JRA3 - Tools for Scientific Data Services
Storing large amounts of data, spanning large number of files, is a common task for many scientific applications. Moreover users need to find their way in the stored data, i.e. there is need for extra information describing the data, so called metadata. Based on the metadata the users should be able to construct search criteria in order to retrieve pieces of the stored data for later processing. Finally, the storage infrastructure should allow for execution of post-processing or evaluation tasks. This constitutes the basic motivation for the work performed within the JRA3 activity. The main objectives of the project are:
• develop tools for distributed storage and transparent access of highly complex data sets
• develop innovative solutions for scientific data management, search and filtering in order to improve its scientific use
• develop tools for high-level data-analysis (feature extraction, statistics, time-series) to investigate and describe complex data-relationships
• develop portal solutions for convenient access and graphical interaction
Data Storage Infrastructure established based on iRODS (1), in the current setup we have five separate zones: CINECA (Bologna), UEDIN-EPCC (Edinburgh), Parallab (Bergen), PSNC (Poznan) and TCD (Dublin).

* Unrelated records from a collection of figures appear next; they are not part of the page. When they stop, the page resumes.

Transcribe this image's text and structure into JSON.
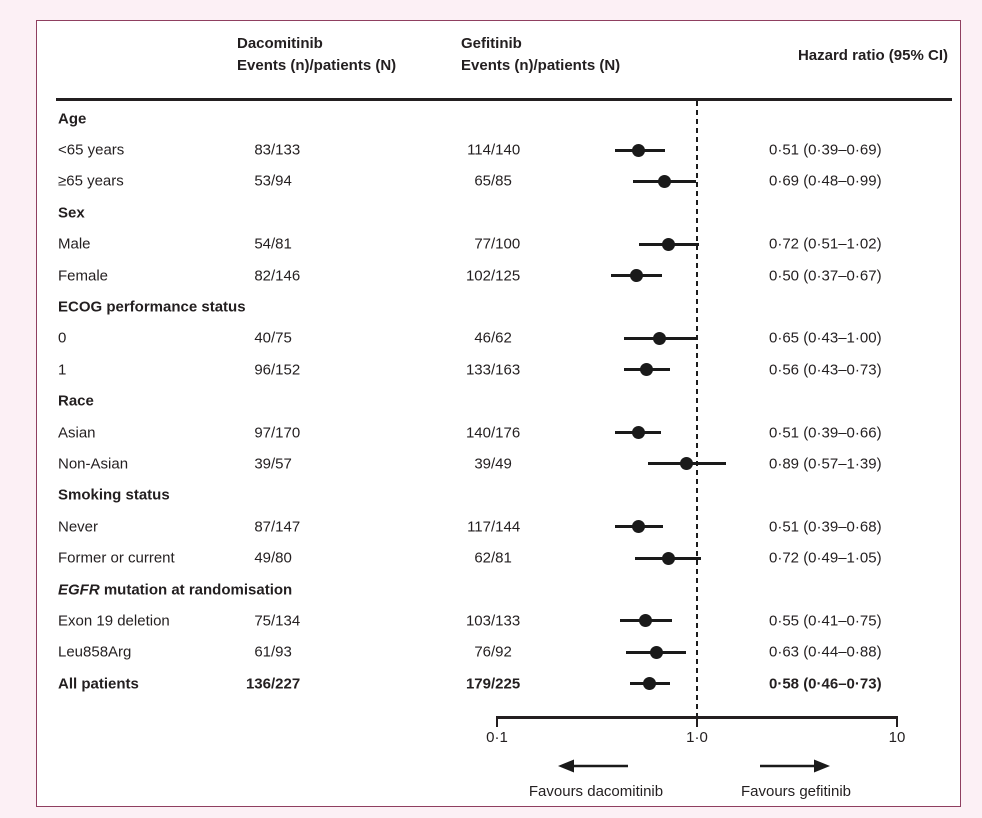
{
  "figure": {
    "columns": {
      "dacomitinib_header": "Dacomitinib\nEvents (n)/patients (N)",
      "gefitinib_header": "Gefitinib\nEvents (n)/patients (N)",
      "hazard_header": "Hazard ratio (95% CI)"
    },
    "axis": {
      "tick_labels": [
        "0·1",
        "1·0",
        "10"
      ],
      "left_label": "Favours dacomitinib",
      "right_label": "Favours gefitinib"
    },
    "colors": {
      "border": "#8f3f60",
      "page_background": "#fcf0f5",
      "marker": "#1a1a1a",
      "text": "#231f20"
    }
  },
  "chart_data": {
    "type": "forest",
    "scale": "log10",
    "xlim": [
      0.1,
      10
    ],
    "x_ticks": [
      0.1,
      1.0,
      10
    ],
    "reference_line": 1.0,
    "grid": false,
    "rows": [
      {
        "kind": "section",
        "label": "Age"
      },
      {
        "kind": "data",
        "label": "<65 years",
        "dacomitinib": "83/133",
        "gefitinib": "114/140",
        "hr": 0.51,
        "lo": 0.39,
        "hi": 0.69,
        "hr_text": "0·51 (0·39–0·69)"
      },
      {
        "kind": "data",
        "label": "≥65 years",
        "dacomitinib": "53/94",
        "gefitinib": "65/85",
        "hr": 0.69,
        "lo": 0.48,
        "hi": 0.99,
        "hr_text": "0·69 (0·48–0·99)"
      },
      {
        "kind": "section",
        "label": "Sex"
      },
      {
        "kind": "data",
        "label": "Male",
        "dacomitinib": "54/81",
        "gefitinib": "77/100",
        "hr": 0.72,
        "lo": 0.51,
        "hi": 1.02,
        "hr_text": "0·72 (0·51–1·02)"
      },
      {
        "kind": "data",
        "label": "Female",
        "dacomitinib": "82/146",
        "gefitinib": "102/125",
        "hr": 0.5,
        "lo": 0.37,
        "hi": 0.67,
        "hr_text": "0·50 (0·37–0·67)"
      },
      {
        "kind": "section",
        "label": "ECOG performance status"
      },
      {
        "kind": "data",
        "label": "0",
        "dacomitinib": "40/75",
        "gefitinib": "46/62",
        "hr": 0.65,
        "lo": 0.43,
        "hi": 1.0,
        "hr_text": "0·65 (0·43–1·00)"
      },
      {
        "kind": "data",
        "label": "1",
        "dacomitinib": "96/152",
        "gefitinib": "133/163",
        "hr": 0.56,
        "lo": 0.43,
        "hi": 0.73,
        "hr_text": "0·56 (0·43–0·73)"
      },
      {
        "kind": "section",
        "label": "Race"
      },
      {
        "kind": "data",
        "label": "Asian",
        "dacomitinib": "97/170",
        "gefitinib": "140/176",
        "hr": 0.51,
        "lo": 0.39,
        "hi": 0.66,
        "hr_text": "0·51 (0·39–0·66)"
      },
      {
        "kind": "data",
        "label": "Non-Asian",
        "dacomitinib": "39/57",
        "gefitinib": "39/49",
        "hr": 0.89,
        "lo": 0.57,
        "hi": 1.39,
        "hr_text": "0·89 (0·57–1·39)"
      },
      {
        "kind": "section",
        "label": "Smoking status"
      },
      {
        "kind": "data",
        "label": "Never",
        "dacomitinib": "87/147",
        "gefitinib": "117/144",
        "hr": 0.51,
        "lo": 0.39,
        "hi": 0.68,
        "hr_text": "0·51 (0·39–0·68)"
      },
      {
        "kind": "data",
        "label": "Former or current",
        "dacomitinib": "49/80",
        "gefitinib": "62/81",
        "hr": 0.72,
        "lo": 0.49,
        "hi": 1.05,
        "hr_text": "0·72 (0·49–1·05)"
      },
      {
        "kind": "section",
        "label": "EGFR mutation at randomisation",
        "italic_prefix": "EGFR"
      },
      {
        "kind": "data",
        "label": "Exon 19 deletion",
        "dacomitinib": "75/134",
        "gefitinib": "103/133",
        "hr": 0.55,
        "lo": 0.41,
        "hi": 0.75,
        "hr_text": "0·55 (0·41–0·75)"
      },
      {
        "kind": "data",
        "label": "Leu858Arg",
        "dacomitinib": "61/93",
        "gefitinib": "76/92",
        "hr": 0.63,
        "lo": 0.44,
        "hi": 0.88,
        "hr_text": "0·63 (0·44–0·88)"
      },
      {
        "kind": "data",
        "label": "All patients",
        "bold": true,
        "dacomitinib": "136/227",
        "gefitinib": "179/225",
        "hr": 0.58,
        "lo": 0.46,
        "hi": 0.73,
        "hr_text": "0·58 (0·46–0·73)"
      }
    ]
  }
}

UEDIN-EPCC, Parallab and TCD are federated.
Using the JAVA API for iRODS called Jargon, a standalone command line client and a web client (based on GridSphere (2) framework) were developed with the following basic functionality:
• users can insert data (and corresponding metadata) into the infrastructure
• user can list the contents of a data resource (get a list of the stored data objects)
• users can download (fetch) a data object from the infrastructure
• users can search for data objects having a particular set of metadata values, or do advanced search by combining various metadata attribute conditions
• users can download metadata only, and can modify the metadata information stored in the system
• users can execute selected post-processing and analysis tasks using the rule/micro-service mechanism of iRODS
• visualization of the data (separate service implemented using PRODS, PHP interface to iRODS)
All the server side operations are implemented using so called micro-services (C functions installed and compiled into the server to perform a particular task). Micro-services are called from the client side by means of rules. Micro-services can be chained together to create complex task workflows. More information here (3).
The following applications have been identified:
Geophysics - CO2-sequestration:modeling of an unstable miscible displacement porous media flow
Turbulence simulations by Federico Toschi (TUE Eindhoven). Approx 20 TB of data written in raw binary files.
Cosmological large scale structure simulations, cosmology group in Trieste using Gadget 2/3 code.
Galaxy clusters simulation, astrophysics groups of IRA-Bologna and CINECA. The adopted code is Enzo. The current total data size is about 10 TB. All the raw data files are HDF5
Turbulence simulations by Federico Toschi (TUE Eindhoven). Approx 20 TB of data written in raw binary files
The metadata describing the data is represented by an XML document which complies with an XSD schema defined for the applications producing the data. A unique schema characterizing the content of the metadata information for the above applications has been created.
Initial CO2 data (set of 12.000 time-sequences amounting to a volume of 2.2 TB) created and ingested into the data infrastructure using the command line client.